La literalidad en tales casos se hacía imposible y era forzoso buscar una equivalencia, a menos que se optara por aumentar la ilegibilidad al dar el párrafo en castellano: “… esa marmórea figura, helada y terrible música con cuernos de la divina forma humana, ese símbolo de profética sabiduría [afirma] que si algo de lo que la imaginación o la mano del escultor ha labrado en mármol espiritualmente transfigurado en espiritual transfiguración merece vivir, merece vivir.”

El libro de Joyce constituiría una magnífica oportunidad para reabrir el dilatado e inagotable debate relativo a si las traducciones deben ser literales o interpretativas, debate que razonablemente debe tenerse por carente de sentido. Chateaubriand, al intentar expedirse al respecto, no hace más que eludir el tema: “la traduction littérale me parait toujours la meilleure: une traduction interlineaire serait la perfection du genre, si on lui pouvait ôter ce qu’elle a de sauvage.” Cada idioma posee una jerarquía que le es privativa y que no admite paralelos absolutos, ni tribunales de apelación ni jurisprudencias: tan salvaje resulta, en consecuencia, la traducción literal – si no olvidamos el significado de este término – como la divagación y la fantasía. “Le temps des traductions infidèles est passé”, decía ya en el pasado siglo Leconte de Lisle.
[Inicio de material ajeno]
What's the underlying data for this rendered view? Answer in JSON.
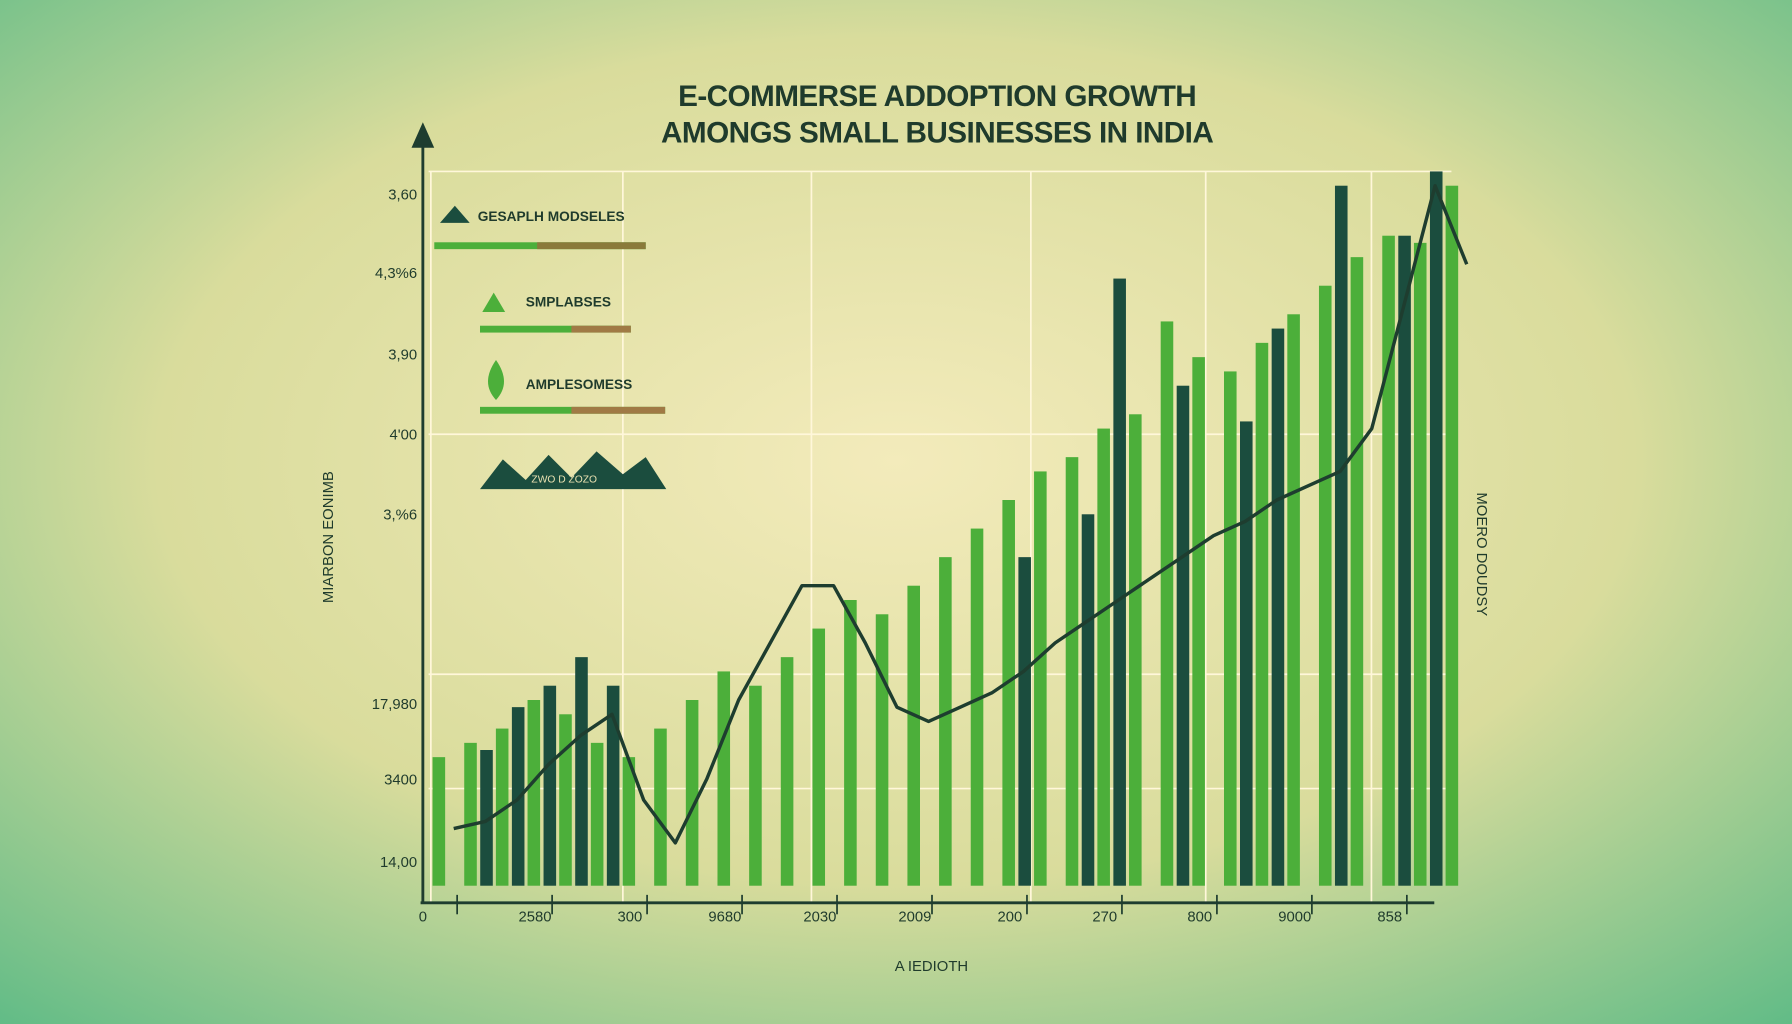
{
  "chart_data": {
    "type": "bar",
    "title": [
      "E-COMMERSE ADDOPTION   GROWTH",
      "AMONGS SMALL BUSINESSES IN   INDIA"
    ],
    "y_axis_title": "MIARBON EONIMB",
    "y2_axis_title": "MOERO DOUDSY",
    "x_axis_title": "A  IEDIOTH",
    "y_axis_labels": [
      "3,60",
      "4,3%6",
      "3,90",
      "4'00",
      "3,%6",
      "17,980",
      "3400",
      "14,00"
    ],
    "annotation": "ZWO D ZOZO",
    "categories": [
      "0",
      null,
      null,
      "2580",
      null,
      null,
      "300",
      null,
      null,
      "9680",
      null,
      null,
      "2030",
      null,
      null,
      "2009",
      null,
      null,
      "200",
      null,
      null,
      "270",
      null,
      null,
      "800",
      null,
      null,
      "9000",
      null,
      null,
      "858",
      null,
      null
    ],
    "ylim": [
      0,
      100
    ],
    "grid": true,
    "series": [
      {
        "name": "GESAPLH MODSELES",
        "color": "#1b4d3e",
        "kind": "bar",
        "values": [
          null,
          19,
          25,
          28,
          32,
          28,
          null,
          null,
          null,
          null,
          null,
          null,
          null,
          null,
          null,
          null,
          null,
          null,
          46,
          null,
          52,
          85,
          null,
          70,
          null,
          65,
          78,
          null,
          98,
          null,
          91,
          100,
          null
        ]
      },
      {
        "name": "SMPLABSES",
        "color": "#4caf3a",
        "kind": "bar",
        "values": [
          18,
          20,
          22,
          26,
          24,
          20,
          18,
          22,
          26,
          30,
          28,
          32,
          36,
          40,
          38,
          42,
          46,
          50,
          54,
          58,
          60,
          64,
          66,
          79,
          74,
          72,
          76,
          80,
          84,
          88,
          91,
          90,
          98
        ]
      },
      {
        "name": "AMPLESOMESS",
        "color": "#1e3d2f",
        "kind": "line",
        "values": [
          8,
          9,
          12,
          17,
          21,
          24,
          12,
          6,
          15,
          26,
          34,
          42,
          42,
          34,
          25,
          23,
          25,
          27,
          30,
          34,
          37,
          40,
          43,
          46,
          49,
          51,
          54,
          56,
          58,
          64,
          81,
          98,
          87
        ]
      }
    ]
  }
}
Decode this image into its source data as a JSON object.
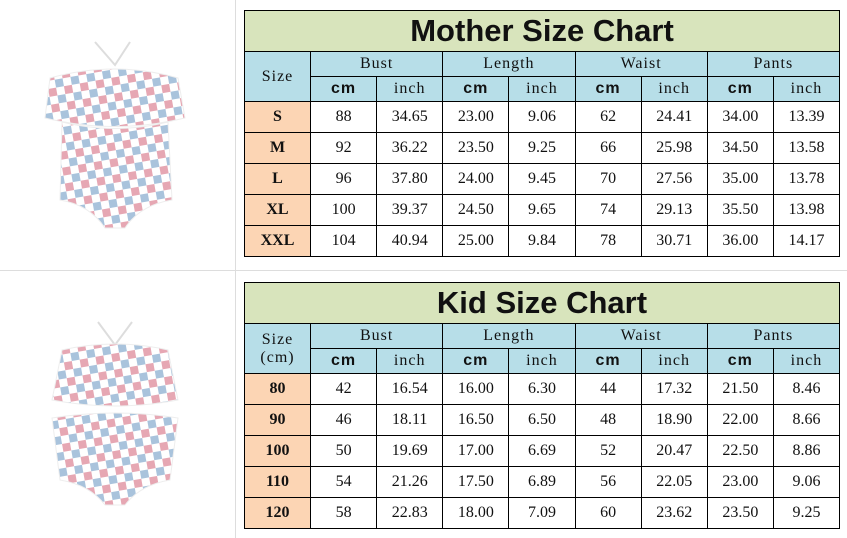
{
  "mother": {
    "title": "Mother Size Chart",
    "size_label": [
      "Size"
    ],
    "groups": [
      "Bust",
      "Length",
      "Waist",
      "Pants"
    ],
    "units": [
      "cm",
      "inch",
      "cm",
      "inch",
      "cm",
      "inch",
      "cm",
      "inch"
    ],
    "rows": [
      [
        "S",
        "88",
        "34.65",
        "23.00",
        "9.06",
        "62",
        "24.41",
        "34.00",
        "13.39"
      ],
      [
        "M",
        "92",
        "36.22",
        "23.50",
        "9.25",
        "66",
        "25.98",
        "34.50",
        "13.58"
      ],
      [
        "L",
        "96",
        "37.80",
        "24.00",
        "9.45",
        "70",
        "27.56",
        "35.00",
        "13.78"
      ],
      [
        "XL",
        "100",
        "39.37",
        "24.50",
        "9.65",
        "74",
        "29.13",
        "35.50",
        "13.98"
      ],
      [
        "XXL",
        "104",
        "40.94",
        "25.00",
        "9.84",
        "78",
        "30.71",
        "36.00",
        "14.17"
      ]
    ]
  },
  "kid": {
    "title": "Kid Size Chart",
    "size_label": [
      "Size",
      "(cm)"
    ],
    "groups": [
      "Bust",
      "Length",
      "Waist",
      "Pants"
    ],
    "units": [
      "cm",
      "inch",
      "cm",
      "inch",
      "cm",
      "inch",
      "cm",
      "inch"
    ],
    "rows": [
      [
        "80",
        "42",
        "16.54",
        "16.00",
        "6.30",
        "44",
        "17.32",
        "21.50",
        "8.46"
      ],
      [
        "90",
        "46",
        "18.11",
        "16.50",
        "6.50",
        "48",
        "18.90",
        "22.00",
        "8.66"
      ],
      [
        "100",
        "50",
        "19.69",
        "17.00",
        "6.69",
        "52",
        "20.47",
        "22.50",
        "8.86"
      ],
      [
        "110",
        "54",
        "21.26",
        "17.50",
        "6.89",
        "56",
        "22.05",
        "23.00",
        "9.06"
      ],
      [
        "120",
        "58",
        "22.83",
        "18.00",
        "7.09",
        "60",
        "23.62",
        "23.50",
        "9.25"
      ]
    ]
  }
}
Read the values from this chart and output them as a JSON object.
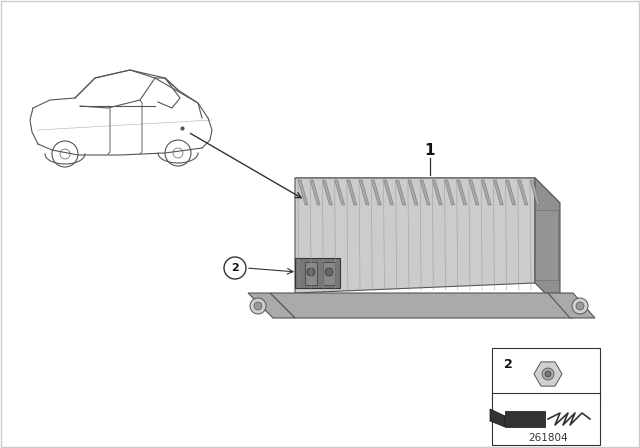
{
  "bg_color": "#ffffff",
  "diagram_number": "261804",
  "car_color": "#555555",
  "car_lw": 0.8,
  "fig_width": 6.4,
  "fig_height": 4.48,
  "dpi": 100,
  "combox_top_face_color": "#b8b8b8",
  "combox_front_face_color": "#cccccc",
  "combox_right_face_color": "#909090",
  "combox_bracket_color": "#aaaaaa",
  "combox_dark_color": "#777777",
  "fin_color": "#a8a8a8",
  "fin_edge_color": "#666666",
  "label_color": "#111111",
  "box_edge_color": "#333333"
}
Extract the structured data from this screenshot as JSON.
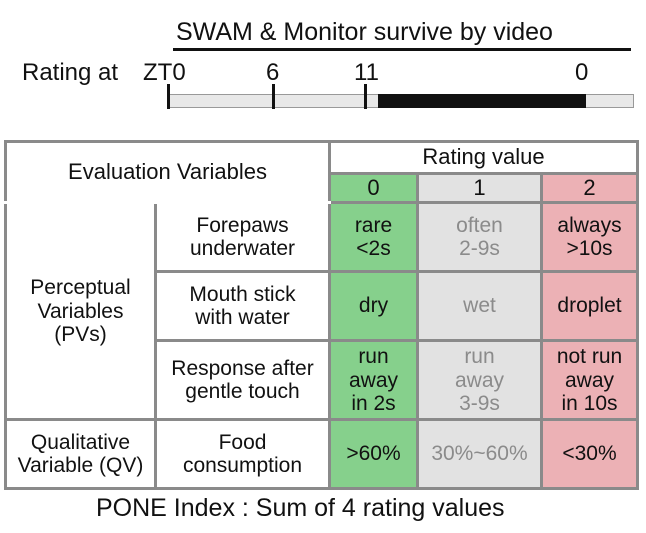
{
  "timeline": {
    "title": "SWAM & Monitor survive by video",
    "rating_label": "Rating at",
    "ticks": [
      "ZT0",
      "6",
      "11",
      "0"
    ]
  },
  "table": {
    "header": {
      "evaluation": "Evaluation Variables",
      "rating_value": "Rating value",
      "values": [
        "0",
        "1",
        "2"
      ]
    },
    "groups": {
      "perceptual": [
        "Perceptual",
        "Variables",
        "(PVs)"
      ],
      "qualitative": [
        "Qualitative",
        "Variable (QV)"
      ]
    },
    "rows": [
      {
        "variable": [
          "Forepaws",
          "underwater"
        ],
        "r0": [
          "rare",
          "<2s"
        ],
        "r1": [
          "often",
          "2-9s"
        ],
        "r2": [
          "always",
          ">10s"
        ]
      },
      {
        "variable": [
          "Mouth stick",
          "with water"
        ],
        "r0": [
          "dry"
        ],
        "r1": [
          "wet"
        ],
        "r2": [
          "droplet"
        ]
      },
      {
        "variable": [
          "Response after",
          "gentle touch"
        ],
        "r0": [
          "run",
          "away",
          "in 2s"
        ],
        "r1": [
          "run",
          "away",
          "3-9s"
        ],
        "r2": [
          "not run",
          "away",
          "in 10s"
        ]
      },
      {
        "variable": [
          "Food",
          "consumption"
        ],
        "r0": [
          ">60%"
        ],
        "r1": [
          "30%~60%"
        ],
        "r2": [
          "<30%"
        ]
      }
    ]
  },
  "footer": "PONE Index : Sum of 4 rating values",
  "colors": {
    "green": "#86d08c",
    "grey": "#e2e2e2",
    "pink": "#ecb1b5",
    "grid": "#8a8a8a"
  }
}
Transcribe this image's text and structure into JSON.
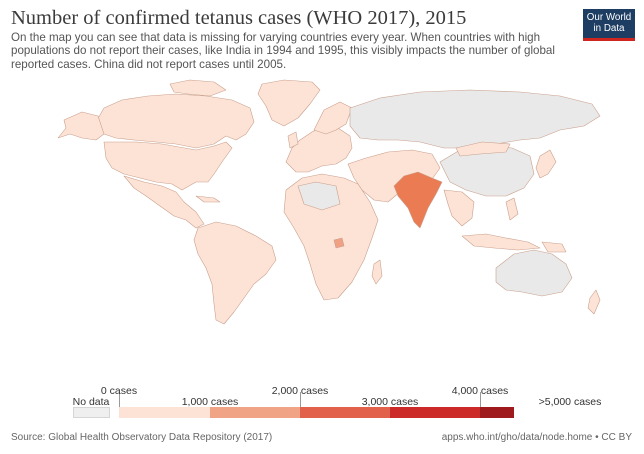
{
  "header": {
    "title": "Number of confirmed tetanus cases (WHO 2017), 2015",
    "subtitle": "On the map you can see that data is missing for varying countries every year. When countries with high populations do not report their cases, like India in 1994 and 1995, this visibly impacts the number of global reported cases. China did not report cases until 2005.",
    "logo_line1": "Our World",
    "logo_line2": "in Data"
  },
  "legend": {
    "no_data_label": "No data",
    "bins": [
      {
        "label_top": "0 cases",
        "label_bottom": "1,000 cases",
        "color": "#fde3d6"
      },
      {
        "label_top": "2,000 cases",
        "label_bottom": "",
        "color": "#f1a386"
      },
      {
        "label_top": "",
        "label_bottom": "3,000 cases",
        "color": "#e1614a"
      },
      {
        "label_top": "4,000 cases",
        "label_bottom": "",
        "color": "#cb2a28"
      },
      {
        "label_top": "",
        "label_bottom": ">5,000 cases",
        "color": "#9e1a1c"
      }
    ],
    "no_data_color": "#efefef"
  },
  "map": {
    "land_color": "#fde3d6",
    "no_data_color": "#e9e9e9",
    "highlight_india_color": "#ea7b53",
    "highlight_uganda_color": "#f0a183",
    "border_color": "#c9a08d"
  },
  "footer": {
    "source": "Source: Global Health Observatory Data Repository (2017)",
    "url": "apps.who.int/gho/data/node.home • CC BY"
  }
}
¿Podría hacerse cuestión de literalidad o iliteralidad en un párrafo como éste de Ulises?

“It was revealed to me that those things which if they were supremely good yet are corrupted which neither nor could be corrupted unless they were good. Me fue revelado que son buenas aquellas cosas que a pesar de estar corrompidas no siendo supremamente buenas o por lo menos buenas podían ser corrompidas.”


Por lo demás, debido a las características de este libro, habría sido preciso de todos modos renunciar aun a una literalidad relativa; esta traducción podría ser sometida a un perfeccionamiento ilimitado – por ser ilimitadas las tonalidades que el libro contiene –, pero corriéndose el riesgo, al purificar tanto, de llegar a la esterilidad. Por eso, cuando algún giro ha presentado síntomas definidos de intraducible, se ha buscado una equivalencia de la idea en nuestro idioma, sin perder de vista la trayectoria seguida por el pensamiento de Joyce. Si ha sido preciso optar entre la fidelidad de palabras – sauvage, que diría Chateaubriand – que entrañara traicionar la idea, y una fidelidad a la idea que exigiera emplear palabras no equivalentes, la decisión ha recaído sobre esto último. En aquellos casos en que una fidelidad a ultranza sólo habría oscurecido el texto o lo habría subalternizado en relación al original, no se ha titubeado en limitar esa fidelidad a la presumible intención del autor.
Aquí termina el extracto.